Another way to pull out esters and fusels is an underpitch... What was the OG , batch size and starter size? Do you hit with O2?

The OG was 1.096
5.5 gallon batch
Starter size was 2.5L
Hit it with O2 for about 2 mins before pitching
 
The OG was 1.096
5.5 gallon batch
Starter size was 2.5L
Hit it with O2 for about 2 mins before pitching

I actually overpitched my last strong beer (6G of 1.100); I did a 2 packs into a 2L and stepped that again with a second 2L; threw about 600B yeast at it to keep the esters at bay..

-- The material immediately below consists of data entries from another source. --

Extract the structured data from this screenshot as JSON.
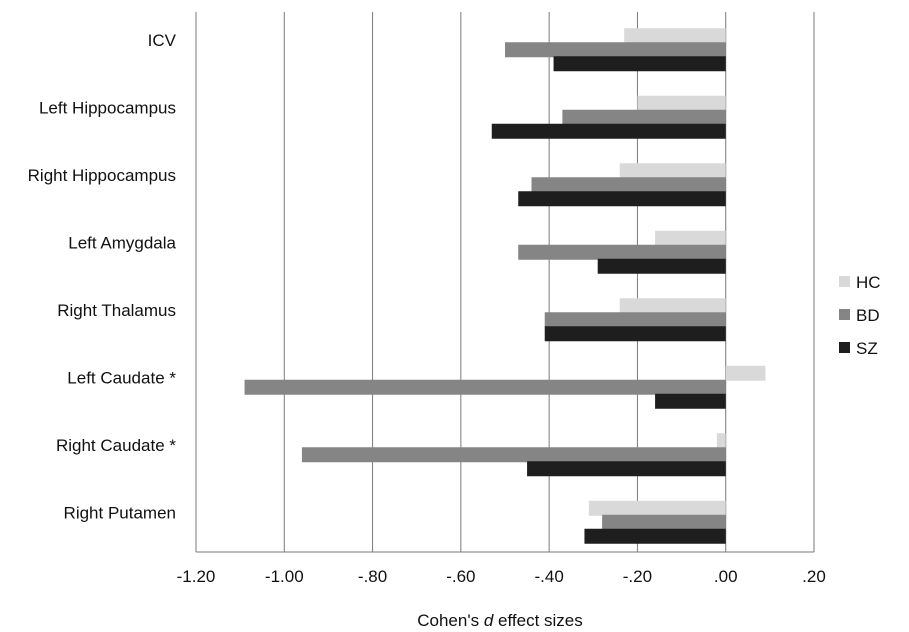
{
  "chart_data": {
    "type": "bar",
    "orientation": "horizontal",
    "categories": [
      "ICV",
      "Left Hippocampus",
      "Right Hippocampus",
      "Left Amygdala",
      "Right Thalamus",
      "Left Caudate *",
      "Right Caudate *",
      "Right Putamen"
    ],
    "series": [
      {
        "name": "HC",
        "color": "#d9d9d9",
        "values": [
          -0.23,
          -0.2,
          -0.24,
          -0.16,
          -0.24,
          0.09,
          -0.02,
          -0.31
        ]
      },
      {
        "name": "BD",
        "color": "#858585",
        "values": [
          -0.5,
          -0.37,
          -0.44,
          -0.47,
          -0.41,
          -1.09,
          -0.96,
          -0.28
        ]
      },
      {
        "name": "SZ",
        "color": "#1e1e1e",
        "values": [
          -0.39,
          -0.53,
          -0.47,
          -0.29,
          -0.41,
          -0.16,
          -0.45,
          -0.32
        ]
      }
    ],
    "xlim": [
      -1.2,
      0.2
    ],
    "xticks": [
      -1.2,
      -1.0,
      -0.8,
      -0.6,
      -0.4,
      -0.2,
      0.0,
      0.2
    ],
    "xtick_labels": [
      "-1.20",
      "-1.00",
      "-.80",
      "-.60",
      "-.40",
      "-.20",
      ".00",
      ".20"
    ],
    "xlabel_prefix": "Cohen's ",
    "xlabel_italic": "d",
    "xlabel_suffix": " effect sizes",
    "grid": "vertical",
    "legend_position": "right"
  }
}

mrmalty says you need about 356B yeast, which you can get with pitching two packs into 1.3L of starter... or (via yeastcalc.com which is easier to use IMO) if you pitched only 1 pack (100B) you'd need about 2.75/3L to break the 356B yeast.

All the above numbers assuming stir-plate method for starters.
 
From what I've read hefe and belgians yeast actually produces more esters when under-pitched. Sounds like it fermented out way to fast though like the guys have been saying. It's hard because belgian yeast is so fricken strong but you might think about adding some malto-dextrin to it if it isn't carbonated yet, or just letting it age for a while and see what flavors blend out. *shruggs* you live you learn
 
+1 on the thermowell Julian, it's all I run nowadays, and it's much more accurate.

I'm still waiting on that Chamomile Wit recipe by the way. ;)
 
Looking at the recipe it might be a little light on bitterness...but it will definitely be a desert beer and maybe one of your best ones to date...but I am's drunk.